Minister of Trade and Industry, Senator Paula Gopee- Scoon delivered the feature address and paid homage to Calypso Rose. “Calypso Rose is an outstanding example of a calypsonian who has excelled and shattered the proverbial glass ceiling in the process. She made her way into the calypso fraternity, at a time when this art form was primarily male dominated, and became the first female Road March winner and the first woman to win the Calypso Monarch title. She also copped the Calypso Queen title for five consecutive years from 1972 to 1977.”
She assured members of the audience that, ‘the Government of Trinidad and Tobago appreciates and understands the social, cultural and economic importance of calypso music to our nation and beyond. Calypso Rose, in collecting her French Grammy, signalled that calypso was not limited to any country, any language, any culture, or any gender. Indeed, this Government remains fully committed to the development of the creative sector of which music, indigenous to Trinidad and Tobago, is a key component. In fact, this facility, the National Academy for the Performing Arts, is testament to our government’s vision to diversify the economy through investment in infrastructure to bolster the creative industry.’
The minister said in order to succeed, small and medium enterprises in the music industry must have greater access to financial support. “The Ministry of Trade and Industry, for instance, has been working with the World Bank to establish a Secured Transaction and Collateral Registry where movable property would serve as collateral. By that I mean non-traditional assets such as equipment can be used as collateral. Another area which needs strengthening is that of intellectual property. Those wanting to make a career in the music industry, including songwriters, singers and producers must therefore be well-versed with assessing the value of their intellectual property and must use mechanisms to protect these assets to ensure their rightful income streams.’
According to Price Waterhouse Coopers, revenue from the global music industry is expected to grow from US $42.93 billion in 2015 to just over US $47.7 billion in 2020. Trinidad and Tobago’s bourgeoning music Industry is therefore not only critical to the preservation of the culture but also to the country’s sustainable development. Production, sound engineering, composing, recording and publishing were highlighted as viable career choices. Also referenced was a 2016 report by the Inter–American Development Bank (IDB) which listed the creative arts as an industry with the potential for the highest employment in Trinidad and Tobago, along with fields such as medicine and engineering, according to data from the University of the West Indies.
During a panel discussion, the dynamic Calypso Rose gave the audience, which comprised of budding and established artistes, a road map to her success. She stated that, “God said I made you in my own image and likeness. Anything you want in life you can get it.
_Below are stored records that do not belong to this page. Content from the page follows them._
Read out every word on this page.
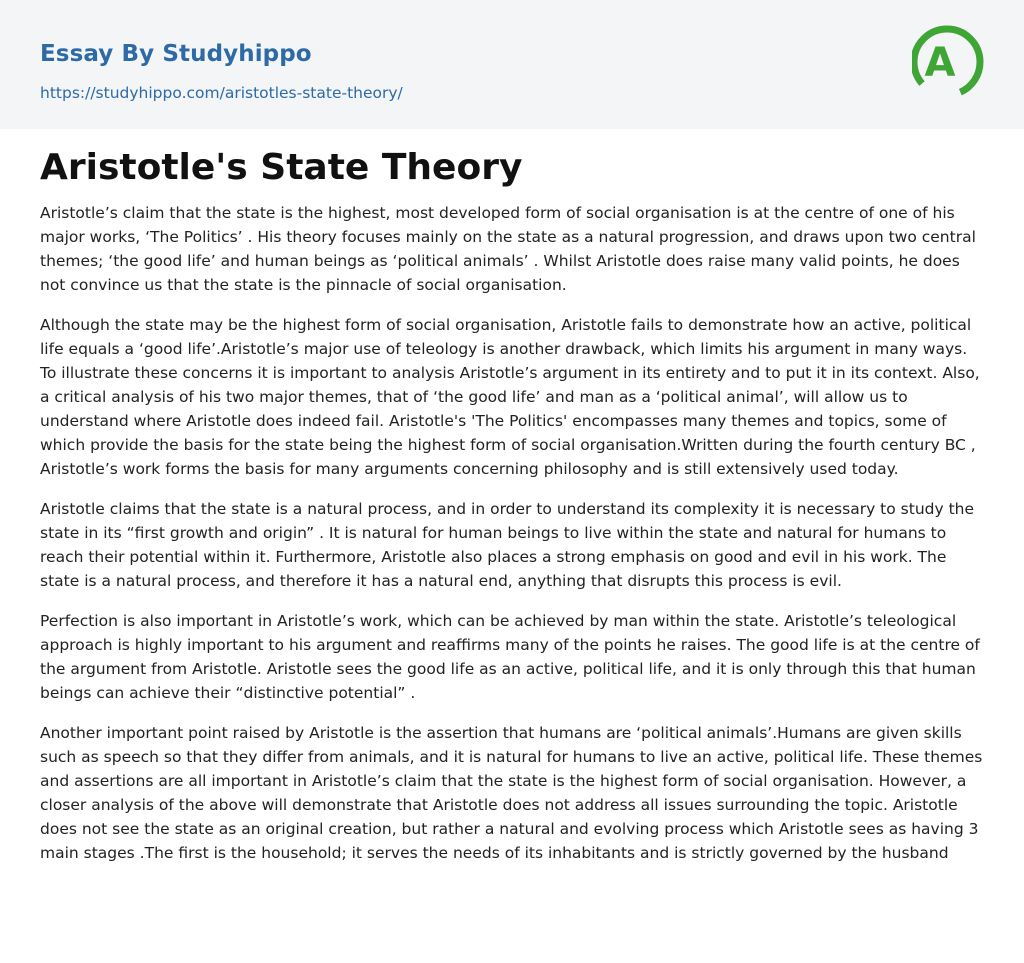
Essay By Studyhippo
https://studyhippo.com/aristotles-state-theory/
A
Aristotle's State Theory

Aristotle’s claim that the state is the highest, most developed form of social organisation is at the centre of one of his major works, ‘The Politics’ . His theory focuses mainly on the state as a natural progression, and draws upon two central themes; ‘the good life’ and human beings as ‘political animals’ . Whilst Aristotle does raise many valid points, he does not convince us that the state is the pinnacle of social organisation.

Although the state may be the highest form of social organisation, Aristotle fails to demonstrate how an active, political life equals a ‘good life’.Aristotle’s major use of teleology is another drawback, which limits his argument in many ways. To illustrate these concerns it is important to analysis Aristotle’s argument in its entirety and to put it in its context. Also, a critical analysis of his two major themes, that of ‘the good life’ and man as a ‘political animal’, will allow us to understand where Aristotle does indeed fail. Aristotle's 'The Politics' encompasses many themes and topics, some of which provide the basis for the state being the highest form of social organisation.Written during the fourth century BC , Aristotle’s work forms the basis for many arguments concerning philosophy and is still extensively used today.

Aristotle claims that the state is a natural process, and in order to understand its complexity it is necessary to study the state in its “first growth and origin” . It is natural for human beings to live within the state and natural for humans to reach their potential within it. Furthermore, Aristotle also places a strong emphasis on good and evil in his work. The state is a natural process, and therefore it has a natural end, anything that disrupts this process is evil.

Perfection is also important in Aristotle’s work, which can be achieved by man within the state. Aristotle’s teleological approach is highly important to his argument and reaffirms many of the points he raises. The good life is at the centre of the argument from Aristotle. Aristotle sees the good life as an active, political life, and it is only through this that human beings can achieve their “distinctive potential” .

Another important point raised by Aristotle is the assertion that humans are ‘political animals’.Humans are given skills such as speech so that they differ from animals, and it is natural for humans to live an active, political life. These themes and assertions are all important in Aristotle’s claim that the state is the highest form of social organisation. However, a closer analysis of the above will demonstrate that Aristotle does not address all issues surrounding the topic. Aristotle does not see the state as an original creation, but rather a natural and evolving process which Aristotle sees as having 3 main stages .The first is the household; it serves the needs of its inhabitants and is strictly governed by the husband
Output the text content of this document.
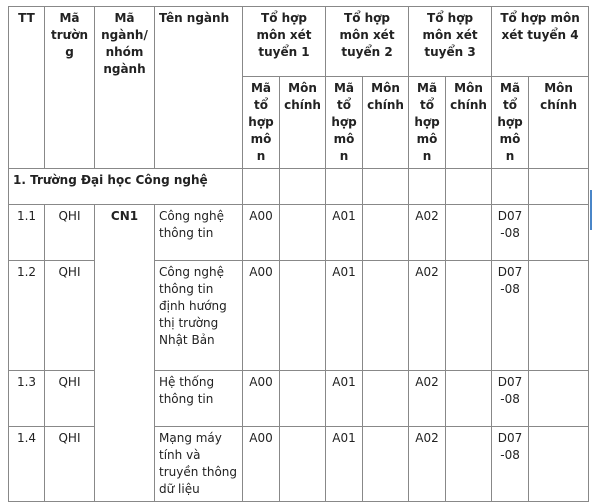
TT	Mã trường	Mã ngành/ nhóm ngành	Tên ngành	Tổ hợp môn xét tuyển 1		Tổ hợp môn xét tuyển 2		Tổ hợp môn xét tuyển 3		Tổ hợp môn xét tuyển 4	
				Mã tổ hợp môn	Môn chính	Mã tổ hợp môn	Môn chính	Mã tổ hợp môn	Môn chính	Mã tổ hợp môn	Môn chính
1. Trường Đại học Công nghệ											
1.1	QHI	CN1	Công nghệ thông tin	A00		A01		A02		D07-08	
1.2	QHI		Công nghệ thông tin định hướng thị trường Nhật Bản	A00		A01		A02		D07-08	
1.3	QHI		Hệ thống thông tin	A00		A01		A02		D07-08	
1.4	QHI		Mạng máy tính và truyền thông dữ liệu	A00		A01		A02		D07-08	
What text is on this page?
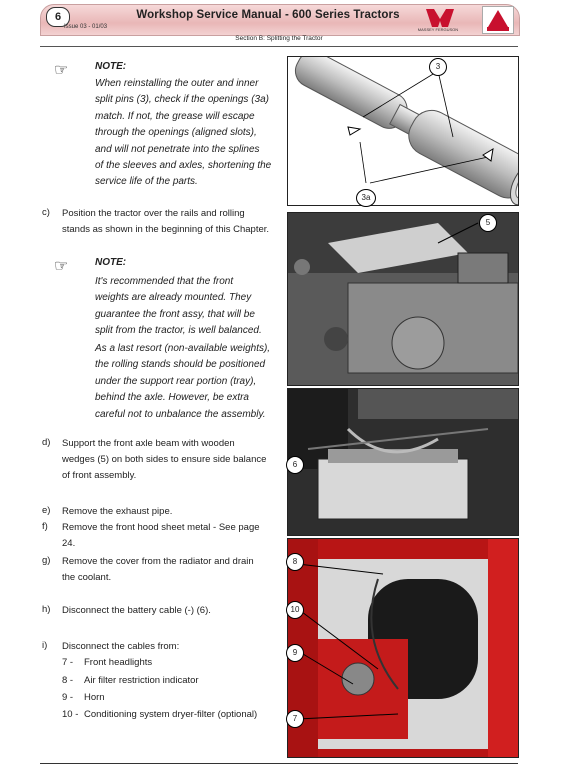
6	Workshop Service Manual - 600 Series Tractors
Issue 03 - 01/03	MASSEY FERGUSON
Section B: Splitting the Tractor
☞	NOTE:
When reinstalling the outer and inner
split pins (3), check if the openings (3a)
match. If not, the grease will escape
through the openings (aligned slots),
and will not penetrate into the splines
of the sleeves and axles, shortening the
service life of the parts.
c) Position the tractor over the rails and rolling
stands as shown in the beginning of this Chapter.
☞	NOTE:
It's recommended that the front
weights are already mounted. They
guarantee the front assy, that will be
split from the tractor, is well balanced.
As a last resort (non-available weights),
the rolling stands should be positioned
under the support rear portion (tray),
behind the axle. However, be extra
careful not to unbalance the assembly.
d) Support the front axle beam with wooden
wedges (5) on both sides to ensure side balance
of front assembly.
e) Remove the exhaust pipe.
f) Remove the front hood sheet metal - See page
24.
g) Remove the cover from the radiator and drain
the coolant.
h) Disconnect the battery cable (-) (6).
i) Disconnect the cables from:
7 - Front headlights
8 - Air filter restriction indicator
9 - Horn
10 - Conditioning system dryer-filter (optional)
3
3a
5
6
8
10
9
7
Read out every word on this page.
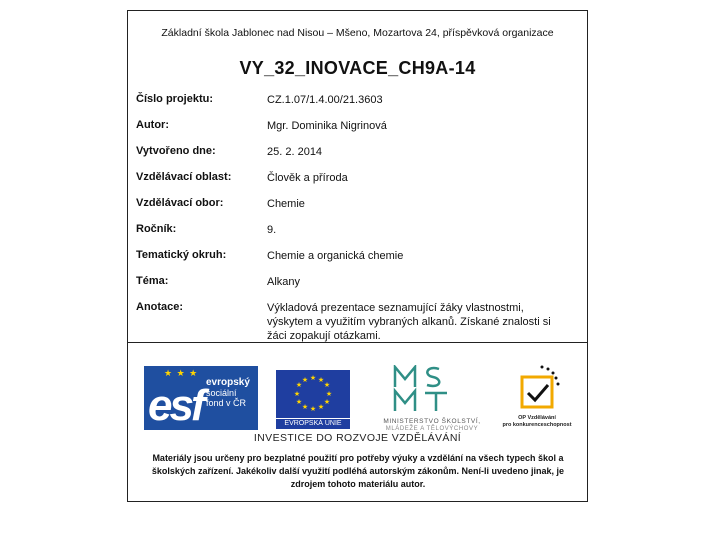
Základní škola Jablonec nad Nisou – Mšeno, Mozartova 24, příspěvková organizace
VY_32_INOVACE_CH9A-14
Číslo projektu:	CZ.1.07/1.4.00/21.3603
Autor:	Mgr. Dominika Nigrinová
Vytvořeno dne:	25. 2. 2014
Vzdělávací oblast:	Člověk a příroda
Vzdělávací obor:	Chemie
Ročník:	9.
Tematický okruh:	Chemie a organická chemie
Téma:	Alkany
Anotace:	Výkladová prezentace seznamující žáky vlastnostmi, výskytem a využitím vybraných alkanů. Získané znalosti si žáci zopakují otázkami.
★ ★ ★
esf evropský
sociální
fond v ČR
★ ★
★
★
★
★
★
★
★
★
★
★
EVROPSKÁ UNIE	MINISTERSTVO ŠKOLSTVÍ,
MLÁDEŽE A TĚLOVÝCHOVY
OP Vzdělávání
pro konkurenceschopnost
INVESTICE DO ROZVOJE VZDĚLÁVÁNÍ
Materiály jsou určeny pro bezplatné použití pro potřeby výuky a vzdělání na všech typech škol a školských zařízení. Jakékoliv další využití podléhá autorským zákonům. Není-li uvedeno jinak, je zdrojem tohoto materiálu autor.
As long as you build your faith and hope and you say I will, I will, I will, you are going to succeed.” She also made a call for culture to be taught in the nation’s schools. “I have taken Trinidad and Tobago’s culture, our Carnival all over the world. We need to teach culture in the schools in Trinidad and Tobago,’ she said.
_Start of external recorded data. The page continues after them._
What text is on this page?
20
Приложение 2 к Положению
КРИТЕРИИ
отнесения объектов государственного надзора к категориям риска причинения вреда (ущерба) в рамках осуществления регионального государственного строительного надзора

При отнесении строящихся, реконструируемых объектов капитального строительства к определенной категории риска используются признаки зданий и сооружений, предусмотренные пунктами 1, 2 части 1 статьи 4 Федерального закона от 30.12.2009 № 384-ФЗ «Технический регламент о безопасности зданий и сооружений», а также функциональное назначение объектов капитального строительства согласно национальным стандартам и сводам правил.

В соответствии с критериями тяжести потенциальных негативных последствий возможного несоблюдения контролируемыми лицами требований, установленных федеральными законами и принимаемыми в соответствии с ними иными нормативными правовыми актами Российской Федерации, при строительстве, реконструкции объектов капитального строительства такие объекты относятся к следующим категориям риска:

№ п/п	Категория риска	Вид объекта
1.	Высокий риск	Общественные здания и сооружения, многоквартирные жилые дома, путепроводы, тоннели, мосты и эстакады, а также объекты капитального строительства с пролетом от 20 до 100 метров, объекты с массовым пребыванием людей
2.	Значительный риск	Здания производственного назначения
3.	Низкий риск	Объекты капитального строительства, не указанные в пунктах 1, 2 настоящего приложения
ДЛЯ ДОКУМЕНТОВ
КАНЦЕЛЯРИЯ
The Minister of Community Development, Culture and the Arts, Dr. Nyan Gadsby-Dolly also addressed participants. “Most times we look at Carnival as participatory. How we participate, how we sing, how we enjoy our Carnival and we tend not to look at it from the aspect of what it can bring for us because the enjoyment tends to be what we concentrate on. But we are at a time now, where others have taken their creative arts and done so much with it, and a time where our oil and gas reserves are being threatened ... this is the time now where we have to look at our creativity as a way for diversification and as a way for bringing economic returns into the country.”
The workshop served as a medium through which calypso and the people who make it a reality could gain insights into commercialising their skills and expanding opportunities. It included panel discussions on the story and history of Calypso Rose; essentials in composing calypso – then and now; calypso music production and the music business/ finance /marketing of calypso.
Among the areas highlighted were the benefits of ongoing training to perfect one’s art or performance, hard work and commitment, valuing local creativity, protecting one’s intellectual property, strategising for commercial/financial viability, branding, and online marketing. Effective communication, including between the more experienced music entrepreneurs and those less experienced, was also stressed.